Supreme Court Justice Eric Holder
The NSSF wants you involved in elections. Major civil rights cases decided by one vote!
Reminds me to mention that I still think Roberts is a genius with his Obamacare ruling. You see, the case can still be challenged. Roberts said it’s a tax. Well, you can’t challenge a tax until you pay it, per law. So, once someone starts paying it, he may get a libertarianish twofer. The first being the court actually acknowledges the commerce clause exists. And someone challenging a tax. Sure, I’m way out on a limb but you never know.
July 18th, 2012 at 9:48 am
He said that Congress didn’t intend it to be covered by the Anti-Injunction Act, so they could rule on it before someone paid the tax. It’s a smaller split-the-baby — the Anti-Injunction Act is kinda an unconstitutional infringement by the legislative branch on the executive branch, but one that justices like in the overwhelming majority of cases — which is why it is tremendously illogical, but it means that the mandate tax itself can’t be successfully challenged again*.
* Barring information not present in the first case, such as if the IRS were to enforce it so heavily that it became a punishment instead of a tax. That’d require possible imprisonment or ~10% of income tax rates, from the case law.
July 18th, 2012 at 10:40 am
“The first being the court actually acknowledges the commerce clause exists.”
I was under the impression that they have always acknowledged that it existed. It’s just that this time they said the government had over-reached its authority.
July 18th, 2012 at 1:19 pm
Look Roberts screwed the American people over. No ifs ands or buts about it. More power to the gov’t.
July 18th, 2012 at 6:16 pm
If he made the decision based on politics, he should resign.
Waaaaay outside the scope of the court’s authority (though none of them seem to care or acknowledge that).
Also, all revenue bills have to originate in the House.
This did not.
July 18th, 2012 at 9:46 pm
Well, it’s not the ruling I’d have preferred. But he did say that the Supreme Court’s job is not to save the country from bad political choices. That’s entirely correct and if you look at this in long perspective, it’s a libertarian point, telling us to sit up, take responsibility, and choose politics carefully.
The Left has long gotten its way by using the SC to legislate what they couldn’t get through Congress.
As I read it, Roberts’ message was this: elect better people and hold them to account through elections.
I suspect Roberts also slipped the Commerce Clause (a source of much Lefty statism) a poison pill in that he declared there are limits to what the Commerce Clause can be stretched to cover.
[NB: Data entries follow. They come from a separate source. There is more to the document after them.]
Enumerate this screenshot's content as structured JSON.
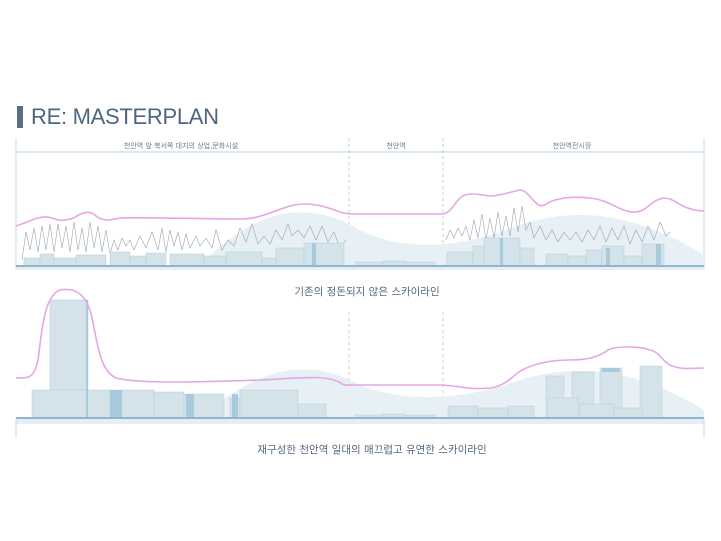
{
  "header": {
    "title": "RE: MASTERPLAN"
  },
  "zones": [
    {
      "label": "천안역 앞 북서쪽 대지의 상업,문화시설"
    },
    {
      "label": "천안역"
    },
    {
      "label": "천안역전시장"
    }
  ],
  "captions": {
    "existing": "기존의 정돈되지 않은 스카이라인",
    "proposed": "재구성한 천안역 일대의 매끄럽고 유연한 스카이라인"
  },
  "colors": {
    "accent_bar": "#5a6f86",
    "skyline_line": "#e6a6e6",
    "building_fill": "#d4e3ea",
    "building_dark": "#a9c9dc",
    "ground": "#9cc0d6",
    "mountain": "#e7f0f5"
  }
}
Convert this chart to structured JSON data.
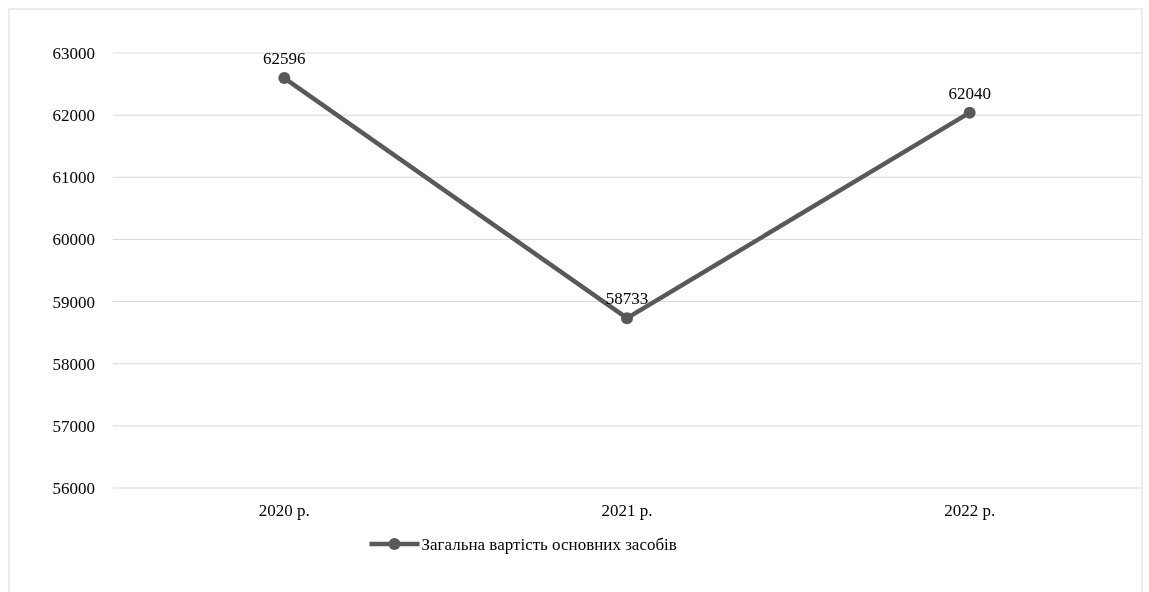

But these are all abstract, long-game gambits — and I’d much prefer that he slapped it down hard.
Yet perhaps not coincidentally, by upholding Obamacare. he made BHO’s re-election less likely because the law is widely unpopular and the best route to repeal and erase is now with a new administration.
Of course, that was before BHO committed his beaut of a game-changing faux pas “(You didn’t build that…:”) last week. Short take? My hunch (and indeed fervent hope) is that this one comment cost him the election.
In it he reveals how thoroughly un-American he is in word, thought, and deed. This guy — who appears to be a good family man — is nonetheless a total product of today’s academy.
And that’s where he should have stayed and never entered politics, for which he’s manifestly unsuited. So let’s get him back to his natural environment as soon as possible.